Том 5. Одинокому везде пустыня — страница 40 из 40

XXX

За десять дней Мария и Николь подняли Ульяну на ноги. А еще через неделю она настолько окрепла, что можно было пускаться в путь: в Марсель, а там и в Тунизию. Все это время яхта «Николь» ждала их в марсельской гавани.

– Мне только съездить на кладбище, проститься с Андреем Сидоровичем, да отдать платок бабе Нюсе – он у нее один, а зимой под нашей драной крышей такая холодрыга, что ой-ё-ёй! – сказала Ульяна.

– Поехали. И я с тобой, – с готовностью предложила Мария.

Новое кладбище Бьянкура поразило воображение Марии казенной тупостью, скудостью и бессердечием, которые в данном случае соединились воедино как-то особенно причудливо и изощренно. Могилка к могилке, холмик к холмику были подогнаны здесь вплотную. По всей территории обширного косогора, на котором размещалось кладбище, стояли над могилками одинаковые, сваренные из кусков железных труб православные кресты, выкрашенные почему-то ядовито-ультрамариновой краской. На фоне серого неба эти кресты с черными номерами на поперечных перекладинах вместо имен и фамилий выглядели как-то особенно вымороченно, наверное, душу брала оторопь еще и от того, что крестов было очень много – сотни, и они поднимались по косогору шеренга за шеренгой.

Потом Мария узнала как-то случайно, что года через полтора после Андрея Сидоровича Калюжного здесь же был похоронен один из ее любимых поэтов Владислав Фелицианович Ходасевич.
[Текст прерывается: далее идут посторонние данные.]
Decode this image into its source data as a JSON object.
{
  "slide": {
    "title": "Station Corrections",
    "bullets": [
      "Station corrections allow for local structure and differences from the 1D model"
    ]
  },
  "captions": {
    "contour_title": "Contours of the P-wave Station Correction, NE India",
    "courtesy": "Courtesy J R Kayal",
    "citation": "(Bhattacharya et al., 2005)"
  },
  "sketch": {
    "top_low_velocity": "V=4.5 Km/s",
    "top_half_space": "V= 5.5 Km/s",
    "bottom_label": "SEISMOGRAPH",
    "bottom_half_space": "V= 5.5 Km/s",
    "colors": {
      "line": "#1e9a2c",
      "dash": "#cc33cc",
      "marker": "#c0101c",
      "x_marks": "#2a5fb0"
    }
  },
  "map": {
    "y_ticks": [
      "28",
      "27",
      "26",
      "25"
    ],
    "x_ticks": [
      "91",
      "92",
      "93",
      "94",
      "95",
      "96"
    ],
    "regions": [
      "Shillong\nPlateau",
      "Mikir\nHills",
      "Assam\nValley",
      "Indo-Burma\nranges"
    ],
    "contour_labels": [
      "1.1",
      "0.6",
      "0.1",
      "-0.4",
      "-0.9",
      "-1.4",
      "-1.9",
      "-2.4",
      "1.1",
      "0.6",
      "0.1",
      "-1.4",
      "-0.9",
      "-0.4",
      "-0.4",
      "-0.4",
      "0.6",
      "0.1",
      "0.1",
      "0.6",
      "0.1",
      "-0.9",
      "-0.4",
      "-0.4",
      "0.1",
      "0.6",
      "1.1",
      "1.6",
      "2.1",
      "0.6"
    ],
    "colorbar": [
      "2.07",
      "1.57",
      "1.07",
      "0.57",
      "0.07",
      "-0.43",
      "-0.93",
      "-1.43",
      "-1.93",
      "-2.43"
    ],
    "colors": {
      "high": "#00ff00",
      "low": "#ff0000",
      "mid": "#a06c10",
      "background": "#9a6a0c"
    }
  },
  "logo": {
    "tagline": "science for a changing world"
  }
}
На этом обезличенном и обесчеловеченном кладбище похоронен и человек, написавший: «Я, я, я – какое нелепое слово. Разве мама любила такого – желто-серого, полуседого и всезнающего, как змея».

– И кто же это придумал? – после долгой паузы, обведя кладбище рукой, спросила Улю Мария.
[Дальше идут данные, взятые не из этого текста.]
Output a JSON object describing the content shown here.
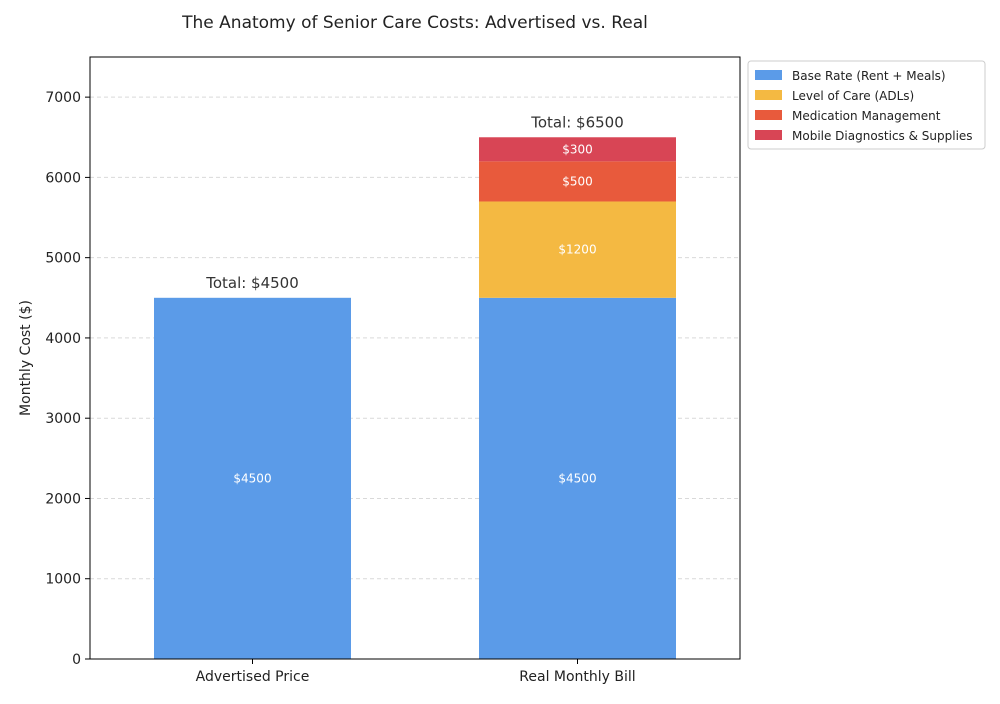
{
  "chart_data": {
    "type": "bar",
    "stacked": true,
    "title": "The Anatomy of Senior Care Costs: Advertised vs. Real",
    "xlabel": "",
    "ylabel": "Monthly Cost ($)",
    "categories": [
      "Advertised Price",
      "Real Monthly Bill"
    ],
    "series": [
      {
        "name": "Base Rate (Rent + Meals)",
        "color": "#5b9be8",
        "values": [
          4500,
          4500
        ]
      },
      {
        "name": "Level of Care (ADLs)",
        "color": "#f4b942",
        "values": [
          0,
          1200
        ]
      },
      {
        "name": "Medication Management",
        "color": "#e85a3c",
        "values": [
          0,
          500
        ]
      },
      {
        "name": "Mobile Diagnostics & Supplies",
        "color": "#d84555",
        "values": [
          0,
          300
        ]
      }
    ],
    "segment_labels": [
      [
        "$4500",
        null,
        null,
        null
      ],
      [
        "$4500",
        "$1200",
        "$500",
        "$300"
      ]
    ],
    "totals": [
      "Total: $4500",
      "Total: $6500"
    ],
    "ylim": [
      0,
      7500
    ],
    "yticks": [
      0,
      1000,
      2000,
      3000,
      4000,
      5000,
      6000,
      7000
    ],
    "ytick_labels": [
      "0",
      "1000",
      "2000",
      "3000",
      "4000",
      "5000",
      "6000",
      "7000"
    ],
    "grid": true,
    "legend_position": "outside-top-right"
  }
}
– Наверное, муниципалитет Бьянкура, кто же еще? Спасибо, что разрешают хоронить наших даром. А через пять лет всех выроют и в общую могилу – такой закон. Так что мне надо заработать денежек в твоей Тунизии, купить Сидорычу постоянное место и, как говорит баба Нюся, переховать его.
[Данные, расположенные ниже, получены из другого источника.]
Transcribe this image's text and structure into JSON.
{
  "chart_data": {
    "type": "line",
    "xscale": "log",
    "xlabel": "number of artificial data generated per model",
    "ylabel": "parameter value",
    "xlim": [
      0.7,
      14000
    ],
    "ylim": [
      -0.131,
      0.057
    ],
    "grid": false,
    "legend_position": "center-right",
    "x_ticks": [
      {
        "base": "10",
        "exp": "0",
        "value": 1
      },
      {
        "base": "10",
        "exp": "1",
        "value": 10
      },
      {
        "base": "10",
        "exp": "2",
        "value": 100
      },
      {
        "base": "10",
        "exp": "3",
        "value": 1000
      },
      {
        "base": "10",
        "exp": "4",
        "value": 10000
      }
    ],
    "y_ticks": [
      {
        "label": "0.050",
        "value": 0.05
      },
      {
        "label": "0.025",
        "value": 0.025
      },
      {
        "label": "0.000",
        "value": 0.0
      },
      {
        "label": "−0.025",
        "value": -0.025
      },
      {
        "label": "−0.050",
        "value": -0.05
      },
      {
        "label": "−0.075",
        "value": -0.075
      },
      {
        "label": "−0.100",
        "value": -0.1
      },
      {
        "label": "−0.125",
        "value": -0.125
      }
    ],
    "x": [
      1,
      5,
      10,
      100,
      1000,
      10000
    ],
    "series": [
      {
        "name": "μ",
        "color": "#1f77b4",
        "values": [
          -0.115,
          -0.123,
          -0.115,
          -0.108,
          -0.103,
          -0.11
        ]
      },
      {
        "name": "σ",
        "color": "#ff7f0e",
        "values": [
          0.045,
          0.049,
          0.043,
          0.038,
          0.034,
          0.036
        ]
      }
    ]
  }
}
– Заработаешь, – сказала Мария, – не сомневайся. – И, глядя на жуткий лес ультрамариновых крестов, возносящихся по серому косогору к серому небу, она вдруг подумала о Михаиле, даже и не подумала, а почувствовала его всем сердцем – остро, пронзительно, до боли в груди. «Николь обещала еще раз выпросить Михаила на яхту, командир училища приятель ее Шарля. Дай Бог!»

Потом они поехали возвращать пуховый платок бабе Нюсе. Застали ее моющей лестницу в подъезде. Платок вернули. Мария принялась уговаривать бабу Нюсю взять в подарок «немножко денежек». Старуха отказывалась наотрез. И тогда вступила Ульяна.

– Баба Нюся, возьми от моей сестры Марии и от меня. Хотя Мария и сестра, но я обещаю, что отработаю и отдам ей эти деньги. Так ты согласна?

– Ой, дивоньки, шож вы со мною робите! Сроду в жизни не знала я копейки дармовой! – На синие глаза бабы Нюси под соболиными бровями вразлет навернулись слезы, лицо ее помолодело, разгладилось, пошло румянцем и вдруг проступило, как на проявляющейся фотографии, ее прежнее молодое лицо, и стало ясно видно, какая она была красавица. – Ой, стыдоба! Заругае мени дид Леха, – сдаваясь, пробормотала баба Нюся.

– Баба Нюся, бери, я за тебя отдам. Клянусь! – Ульяна широко перекрестилась.

Мария сунула в мокрые руки бабы Нюси пачку денег. Сестры расцеловали старуху, бросились к машине и были таковы.

Баба Нюся, не считая, сунула деньги в карман передника, подождала, пока машина названых сестричек скрылась из виду, и пошла домывать лестницу в подъезде. Ей даже и в голову не пришло, что денег дала ей Мария столько, что их хватило бы даже на покупку собственного домика.

Вечером этого же дня Николь, Мария и Ульяна выехали первым классом скорого поезда «Париж – Марсель». Николь расположилась в одноместном купе, а Мария и Ульяна в двухместном. Оба купе соединялись раздвижной дверью, которую можно было открывать или закрывать по желанию.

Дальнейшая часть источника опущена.